Trying To Explain Love

Tomorrow is Valentine’s Day. The one day for lovers on the calendar world wide. I find that phenomenal. Of course, it is commercially driven, but the idea of love being celebrated makes me smile. Every year I search for the perfect gift for the love of my life. Every year I end up getting him something boring, like a wrist watch. What I want to give him is something that represents the love I have for him, the memories we share, and the passion that we have for one another. How can I find that and wrap it up in a bow? I get tongue tied when I try to use words, and even though I write them down, it still comes out stilted and awkward. I can bring myself to a bright red blush trying to explain what our marriage means to me. I often use music to describe my feelings, my needs. And that works to a point, but I still feel that I don’t quite make the point. He knows I love him, but I don’t know that he understands how much more there is in my soul.
 
Today, the words soulmate is bandied about a lot. I suppose we are soulmates, but like all lovers, we started out as two very young people who were attracted to each other, and we enjoyed time together. We made each other laugh a lot, and we discovered passion together. He was my first and only love, and he always will be. Through the years, we have fallen in and out of love many times, until we learned, at last, that we were destined for each other, good or bad, and that our souls and hearts were intertwined so closely that without one another we weren’t fully able to find happiness. He is my soulmate, lover, closest friend, confidant, and the one person I can pick a fight with who will stand up to me, forgive me, and still love me through good and bad.
 
He believes in me. He pushes me to the next level when I falter and give in to fear. He teaches me things, and he doesn’t laugh when I balk at taking a step into the unknown. He makes me laugh out loud, and he has taught me to laugh at myself and let go of the need to be perfect and simply be myself.

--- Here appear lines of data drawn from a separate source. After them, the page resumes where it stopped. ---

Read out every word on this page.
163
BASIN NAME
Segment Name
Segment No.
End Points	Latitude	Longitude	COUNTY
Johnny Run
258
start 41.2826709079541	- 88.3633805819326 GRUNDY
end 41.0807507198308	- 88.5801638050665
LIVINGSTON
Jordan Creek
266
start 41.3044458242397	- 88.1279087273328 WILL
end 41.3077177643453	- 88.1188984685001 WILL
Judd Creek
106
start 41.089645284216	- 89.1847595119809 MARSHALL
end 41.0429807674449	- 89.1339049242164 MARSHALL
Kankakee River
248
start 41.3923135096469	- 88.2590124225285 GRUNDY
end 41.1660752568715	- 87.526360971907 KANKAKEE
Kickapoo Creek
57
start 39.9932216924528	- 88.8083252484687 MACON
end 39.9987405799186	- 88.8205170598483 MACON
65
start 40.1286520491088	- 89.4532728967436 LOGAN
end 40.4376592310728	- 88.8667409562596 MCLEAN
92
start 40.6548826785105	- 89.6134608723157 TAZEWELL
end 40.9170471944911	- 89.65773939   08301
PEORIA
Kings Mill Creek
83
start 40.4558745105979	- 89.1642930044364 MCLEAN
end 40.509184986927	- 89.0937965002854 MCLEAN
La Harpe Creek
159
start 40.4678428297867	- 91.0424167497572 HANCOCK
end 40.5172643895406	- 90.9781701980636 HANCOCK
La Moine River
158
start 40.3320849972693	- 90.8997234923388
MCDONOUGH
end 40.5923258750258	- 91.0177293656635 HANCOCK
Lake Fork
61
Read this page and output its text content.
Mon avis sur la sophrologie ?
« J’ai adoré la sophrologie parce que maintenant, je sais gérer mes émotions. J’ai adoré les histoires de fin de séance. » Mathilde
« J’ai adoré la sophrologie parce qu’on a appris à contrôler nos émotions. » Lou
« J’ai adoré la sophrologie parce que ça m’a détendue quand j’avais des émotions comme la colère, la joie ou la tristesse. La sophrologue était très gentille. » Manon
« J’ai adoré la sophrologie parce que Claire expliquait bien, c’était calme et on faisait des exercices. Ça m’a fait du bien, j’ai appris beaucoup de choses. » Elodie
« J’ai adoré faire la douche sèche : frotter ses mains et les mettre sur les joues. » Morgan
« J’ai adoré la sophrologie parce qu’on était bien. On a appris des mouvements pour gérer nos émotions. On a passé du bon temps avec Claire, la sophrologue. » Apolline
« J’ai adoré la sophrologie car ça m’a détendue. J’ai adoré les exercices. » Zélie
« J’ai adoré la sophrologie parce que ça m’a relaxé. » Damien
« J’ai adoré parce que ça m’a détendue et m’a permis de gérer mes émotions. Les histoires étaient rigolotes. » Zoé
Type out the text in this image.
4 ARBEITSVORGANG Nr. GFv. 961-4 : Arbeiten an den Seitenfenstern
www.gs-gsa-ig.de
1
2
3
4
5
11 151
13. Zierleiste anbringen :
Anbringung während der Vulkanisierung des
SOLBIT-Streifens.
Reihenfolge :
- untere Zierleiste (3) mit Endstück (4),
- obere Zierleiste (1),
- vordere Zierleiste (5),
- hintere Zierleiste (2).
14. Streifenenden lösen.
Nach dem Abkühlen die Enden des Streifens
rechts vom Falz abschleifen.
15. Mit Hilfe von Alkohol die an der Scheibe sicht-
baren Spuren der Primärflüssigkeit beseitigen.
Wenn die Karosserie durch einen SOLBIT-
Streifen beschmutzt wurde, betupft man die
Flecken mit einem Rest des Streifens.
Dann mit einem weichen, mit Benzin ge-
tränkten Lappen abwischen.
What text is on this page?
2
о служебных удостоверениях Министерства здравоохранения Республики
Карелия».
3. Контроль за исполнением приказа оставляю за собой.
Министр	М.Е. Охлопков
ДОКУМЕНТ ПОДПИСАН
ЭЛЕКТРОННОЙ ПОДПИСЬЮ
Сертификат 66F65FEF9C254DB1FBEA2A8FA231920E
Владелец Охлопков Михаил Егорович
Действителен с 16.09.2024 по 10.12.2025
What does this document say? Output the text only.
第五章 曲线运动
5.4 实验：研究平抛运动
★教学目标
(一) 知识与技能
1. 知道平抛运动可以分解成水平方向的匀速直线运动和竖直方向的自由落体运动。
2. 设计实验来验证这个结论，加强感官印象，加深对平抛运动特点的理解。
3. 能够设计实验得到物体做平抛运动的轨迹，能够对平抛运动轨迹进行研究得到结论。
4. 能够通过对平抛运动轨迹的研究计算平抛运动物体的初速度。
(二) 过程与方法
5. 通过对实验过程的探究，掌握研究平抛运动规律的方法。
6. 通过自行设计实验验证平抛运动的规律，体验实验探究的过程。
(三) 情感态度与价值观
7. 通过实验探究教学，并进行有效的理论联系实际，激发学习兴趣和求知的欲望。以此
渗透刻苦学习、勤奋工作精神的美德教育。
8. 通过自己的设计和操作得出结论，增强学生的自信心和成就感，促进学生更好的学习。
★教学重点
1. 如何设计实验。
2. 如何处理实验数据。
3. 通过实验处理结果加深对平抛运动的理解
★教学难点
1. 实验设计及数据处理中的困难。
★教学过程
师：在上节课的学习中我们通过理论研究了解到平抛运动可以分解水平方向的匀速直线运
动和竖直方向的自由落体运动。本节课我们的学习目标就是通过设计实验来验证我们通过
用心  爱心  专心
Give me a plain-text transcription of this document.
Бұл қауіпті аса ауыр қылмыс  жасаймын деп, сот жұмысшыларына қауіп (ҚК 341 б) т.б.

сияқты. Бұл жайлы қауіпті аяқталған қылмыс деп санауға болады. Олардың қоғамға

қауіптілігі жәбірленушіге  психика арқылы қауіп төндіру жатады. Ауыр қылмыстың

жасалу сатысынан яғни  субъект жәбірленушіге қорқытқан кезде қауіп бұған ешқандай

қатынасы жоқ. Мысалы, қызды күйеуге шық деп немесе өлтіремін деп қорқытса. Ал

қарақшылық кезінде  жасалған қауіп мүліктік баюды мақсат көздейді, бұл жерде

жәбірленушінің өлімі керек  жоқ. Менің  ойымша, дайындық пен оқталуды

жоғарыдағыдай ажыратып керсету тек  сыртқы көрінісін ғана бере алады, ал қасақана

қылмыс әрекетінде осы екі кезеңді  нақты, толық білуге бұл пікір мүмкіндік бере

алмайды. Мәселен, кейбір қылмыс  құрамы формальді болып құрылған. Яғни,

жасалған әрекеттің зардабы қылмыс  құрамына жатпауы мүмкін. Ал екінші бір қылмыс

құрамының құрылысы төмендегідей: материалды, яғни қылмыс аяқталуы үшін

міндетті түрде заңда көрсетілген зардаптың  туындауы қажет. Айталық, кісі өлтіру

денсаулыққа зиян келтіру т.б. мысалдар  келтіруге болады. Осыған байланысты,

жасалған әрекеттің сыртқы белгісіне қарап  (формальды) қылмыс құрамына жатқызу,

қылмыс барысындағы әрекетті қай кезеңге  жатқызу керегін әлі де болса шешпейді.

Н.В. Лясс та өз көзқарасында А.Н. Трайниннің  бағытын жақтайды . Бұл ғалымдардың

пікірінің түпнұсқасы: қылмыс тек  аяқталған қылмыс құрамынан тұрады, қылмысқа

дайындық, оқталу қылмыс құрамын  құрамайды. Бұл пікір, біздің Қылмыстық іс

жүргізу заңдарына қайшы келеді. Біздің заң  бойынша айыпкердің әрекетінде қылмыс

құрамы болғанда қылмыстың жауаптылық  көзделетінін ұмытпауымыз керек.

He is the father of my sons, grandfather, and great grandfather to their progeny. His love for them makes me love him even more. He is my lover, who taught me how to be a woman. He is still able, after all these years together, to make my knees weak with his touch. It is how I always thought love was supposed to be.
 
Who knew a blind date all those years ago would lead us to this? Who knew that a soft kiss in the darkness of a drive in movie would bring us such long lasting passion? Who knew that as we neared the end of our lives we would cling to one another more and need each other as deeply as we do? We didn’t, neither of us expected a great and abiding love that would guide, design, and create our lives from young to old. But, here we are, forty-eight years after we met, still madly in love, and finding joy in one another.
 
I spent today listening to love songs, trying to find the perfect song to share with him on Valentine’s Day. There are hundreds we have heard over the years. So many bring memories, good and bad, tears and laughter that choosing one is nearly impossible. There are the love songs from the days we met. There are songs from when we were parents of young children, songs that we listened to when we were trying to navigate the distance that grew between us, songs that we danced to, songs that made us look at each other with tenderness. How does someone hopelessly in love choose only one song when every song seems to speak my feelings? I can only try. https://www.youtube.com/watch?v=sJs5cT4HwjA
 
Happy Valentine’s Day, to all lovers out there and especially to the love of my life.